Computer modelling suggested that the answer to this question could be that these cells undergo a form of asymmetric cell division and produce daughters of different sizes. The model predicted that a larger daughter cell would inherit more of the VEGF signalling machinery, giving it higher levels of VEGF signalling and thereby establishing it as the tip cell. Live imaging of zebrafish angiogenic endothelial cells revealed that indeed the most distal daughter cell (the tip cell position) is on average 1.8-1.9 times larger than the more proximal daughter cell (the stalk cell position). Furthermore, the size of each daughter cell was shown to be proportional to its migratory speed, meaning that sister cells that had the biggest difference in their size also have the biggest difference in their speeds. Furthermore, in vitro work also demonstrated that larger cells inherit a larger proportion of VEGF receptor mRNA, as well as having higher levels of VEGF signalling. In order to demonstrate that these differing levels of VEGF signalling were necessary to define post-mitotic tip/stalk cell identities, zebrafish embryos were treated with low levels of a drug that blocks VEGF signalling. This low dose didn’t inhibit signalling altogether but prevented any cell from signalling at the levels necessary to be a tip cell. Under these conditions both daughter cells assumed stalk-like identities after mitosis.
How might the asymmetry in daughter cell size be achieved?

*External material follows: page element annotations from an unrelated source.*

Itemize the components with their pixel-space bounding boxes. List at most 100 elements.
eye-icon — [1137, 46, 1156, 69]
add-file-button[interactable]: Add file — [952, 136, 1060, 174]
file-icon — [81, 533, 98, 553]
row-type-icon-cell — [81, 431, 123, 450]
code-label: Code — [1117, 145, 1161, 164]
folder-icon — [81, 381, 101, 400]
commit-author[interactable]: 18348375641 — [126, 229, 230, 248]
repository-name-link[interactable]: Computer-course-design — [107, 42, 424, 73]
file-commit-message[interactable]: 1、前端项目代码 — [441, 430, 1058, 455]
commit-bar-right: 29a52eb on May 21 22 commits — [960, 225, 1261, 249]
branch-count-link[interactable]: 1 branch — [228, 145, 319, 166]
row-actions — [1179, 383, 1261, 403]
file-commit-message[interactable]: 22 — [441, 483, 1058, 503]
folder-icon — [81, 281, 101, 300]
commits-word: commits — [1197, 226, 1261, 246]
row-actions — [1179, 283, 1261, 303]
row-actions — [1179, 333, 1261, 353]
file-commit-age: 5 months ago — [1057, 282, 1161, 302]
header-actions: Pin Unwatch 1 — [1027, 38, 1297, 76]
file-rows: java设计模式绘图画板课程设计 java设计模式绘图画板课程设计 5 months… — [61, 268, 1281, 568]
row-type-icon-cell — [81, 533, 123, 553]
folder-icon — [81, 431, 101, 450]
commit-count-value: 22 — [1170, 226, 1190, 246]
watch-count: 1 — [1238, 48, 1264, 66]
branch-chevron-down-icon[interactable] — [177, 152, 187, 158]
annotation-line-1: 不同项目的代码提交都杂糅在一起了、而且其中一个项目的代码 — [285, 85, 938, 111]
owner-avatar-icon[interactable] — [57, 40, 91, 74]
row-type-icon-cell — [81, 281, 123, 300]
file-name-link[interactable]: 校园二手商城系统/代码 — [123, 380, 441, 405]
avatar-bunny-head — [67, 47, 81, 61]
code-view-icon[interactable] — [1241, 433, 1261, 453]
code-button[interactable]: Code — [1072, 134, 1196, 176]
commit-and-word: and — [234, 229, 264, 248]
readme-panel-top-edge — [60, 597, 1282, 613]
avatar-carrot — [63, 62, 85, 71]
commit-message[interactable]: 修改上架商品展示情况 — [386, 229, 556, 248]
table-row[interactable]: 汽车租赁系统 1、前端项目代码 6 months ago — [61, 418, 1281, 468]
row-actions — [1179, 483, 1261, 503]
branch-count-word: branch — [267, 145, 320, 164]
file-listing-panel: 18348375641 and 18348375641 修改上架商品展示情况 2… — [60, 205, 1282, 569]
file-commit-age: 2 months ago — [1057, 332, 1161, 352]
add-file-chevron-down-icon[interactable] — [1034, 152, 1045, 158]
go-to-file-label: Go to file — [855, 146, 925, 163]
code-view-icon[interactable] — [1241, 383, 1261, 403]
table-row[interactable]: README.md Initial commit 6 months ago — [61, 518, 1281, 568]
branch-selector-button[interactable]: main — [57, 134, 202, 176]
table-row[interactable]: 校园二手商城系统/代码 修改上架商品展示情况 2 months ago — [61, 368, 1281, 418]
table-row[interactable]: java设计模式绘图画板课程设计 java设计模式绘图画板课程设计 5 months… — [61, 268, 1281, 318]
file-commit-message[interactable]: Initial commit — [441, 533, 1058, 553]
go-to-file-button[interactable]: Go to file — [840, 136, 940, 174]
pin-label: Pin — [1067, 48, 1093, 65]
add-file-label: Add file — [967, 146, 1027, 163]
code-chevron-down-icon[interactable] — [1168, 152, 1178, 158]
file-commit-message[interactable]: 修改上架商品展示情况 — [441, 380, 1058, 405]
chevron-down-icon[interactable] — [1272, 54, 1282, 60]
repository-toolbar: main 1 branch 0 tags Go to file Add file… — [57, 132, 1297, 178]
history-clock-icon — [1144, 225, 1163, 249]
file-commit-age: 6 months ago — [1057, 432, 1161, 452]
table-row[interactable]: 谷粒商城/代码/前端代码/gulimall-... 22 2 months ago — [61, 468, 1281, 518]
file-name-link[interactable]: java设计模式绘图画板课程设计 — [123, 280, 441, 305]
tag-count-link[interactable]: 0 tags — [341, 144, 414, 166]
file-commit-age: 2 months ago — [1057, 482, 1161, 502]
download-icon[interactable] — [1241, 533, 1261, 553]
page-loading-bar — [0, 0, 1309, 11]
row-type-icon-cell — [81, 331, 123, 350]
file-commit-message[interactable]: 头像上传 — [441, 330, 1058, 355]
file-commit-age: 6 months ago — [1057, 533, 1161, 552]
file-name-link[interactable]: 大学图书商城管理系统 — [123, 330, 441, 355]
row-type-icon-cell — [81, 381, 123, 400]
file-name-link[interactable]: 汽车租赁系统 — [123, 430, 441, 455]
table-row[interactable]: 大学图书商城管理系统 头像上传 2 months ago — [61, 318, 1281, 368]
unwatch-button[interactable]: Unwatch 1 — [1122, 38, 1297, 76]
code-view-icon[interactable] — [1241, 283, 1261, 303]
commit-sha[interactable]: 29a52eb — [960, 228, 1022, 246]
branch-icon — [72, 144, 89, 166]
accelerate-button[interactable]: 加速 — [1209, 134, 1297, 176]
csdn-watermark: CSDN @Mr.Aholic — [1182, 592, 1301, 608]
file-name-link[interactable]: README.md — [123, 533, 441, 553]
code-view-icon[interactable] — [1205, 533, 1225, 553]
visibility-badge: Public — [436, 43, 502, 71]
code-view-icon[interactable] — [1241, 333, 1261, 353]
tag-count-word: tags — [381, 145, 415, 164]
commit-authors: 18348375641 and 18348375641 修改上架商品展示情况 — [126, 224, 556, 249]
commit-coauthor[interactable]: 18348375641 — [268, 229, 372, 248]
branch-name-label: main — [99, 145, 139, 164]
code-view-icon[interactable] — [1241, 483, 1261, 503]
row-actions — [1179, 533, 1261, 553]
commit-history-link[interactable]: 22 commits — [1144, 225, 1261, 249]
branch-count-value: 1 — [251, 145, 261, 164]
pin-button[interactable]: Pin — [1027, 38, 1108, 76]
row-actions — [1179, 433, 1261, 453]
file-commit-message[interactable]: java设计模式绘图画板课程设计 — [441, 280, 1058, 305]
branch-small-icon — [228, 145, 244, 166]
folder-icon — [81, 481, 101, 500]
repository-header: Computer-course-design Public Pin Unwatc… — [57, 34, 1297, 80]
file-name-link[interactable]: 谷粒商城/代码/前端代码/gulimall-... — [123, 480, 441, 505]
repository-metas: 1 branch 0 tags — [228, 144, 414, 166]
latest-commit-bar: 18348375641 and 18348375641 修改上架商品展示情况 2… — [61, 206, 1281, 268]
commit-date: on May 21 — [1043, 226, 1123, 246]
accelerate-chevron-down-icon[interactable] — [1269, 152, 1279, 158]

Preliminary data suggests that the size asymmetry seen in angiogenic endothelial cells is (at least in part) generated by the positioning of the mitotic spindle towards the proximal pole of the cell (Costa et al. 2016). Thereby shifting the division plane away from the volumetric centre of the cell. Other classical asymmetric cell divisions also result in cells of different sizes, for example Drosophila neuroblasts and one-cell C. elegans embryos, though the role of this asymmetry has not been extensively explored (Cabernard et al. 2010; McNally 2013). However some clues may be gleaned as to how angiogenic endothelial cells manage to position their mitotic spindles such that two differently sized daughters are produced. A canonical set of proteins is known to generate the membrane associated pulling force that acts upon mitotic spindles. Partner of Inscuteable (Pins) (LGN in Drosophila and GPR1/2 in C.elegans), anchored at the membrane by Gαi (GOA-1 and GPA-16 in C.elegans), binds to Nuclear mitotic apparatus (NuMA) (Mud in Drosophila and LIN-5 in C.elegans), which in turn binds to the dynein/dynactin complex, this then pulls on the plus ends of astral microtubules (Bergstralh et al. 2013). Asymmetric enrichment of this complex can cause the spindle to be pulled towards one side of the cell, such as in the one-cell C.elegans embryo (Kiyomitsu, 2015). However, it remains to be seen whether the spindle orienting machinery is involved in positioning the mitotic spindle of angiogenic endothelial cells.
Asymmetric cell division is a well-described phenomenon traditionally thought of as a process employed by cells to enable them to generate cells different from themselves. An asymmetric inheritance of fate determinants or a position dependent asymmetry in external cues normally results in daughter cells becoming two different cells types. Size asymmetry (and a resultant asymmetry in signalling strengths) between daughter cells offers a simple way of introducing subtle heterogeneity into a population of a single cell type. Furthermore, if it is controlled so that the larger and smaller cells are positioned specifically, patterns (such as leading and following cells) can be produced. Further work is needed to elucidate the mechanism behind this new form of asymmetric division and it will be interesting to see whether other collectively migrating systems, or indeed any other cell types, undergo similar divisions.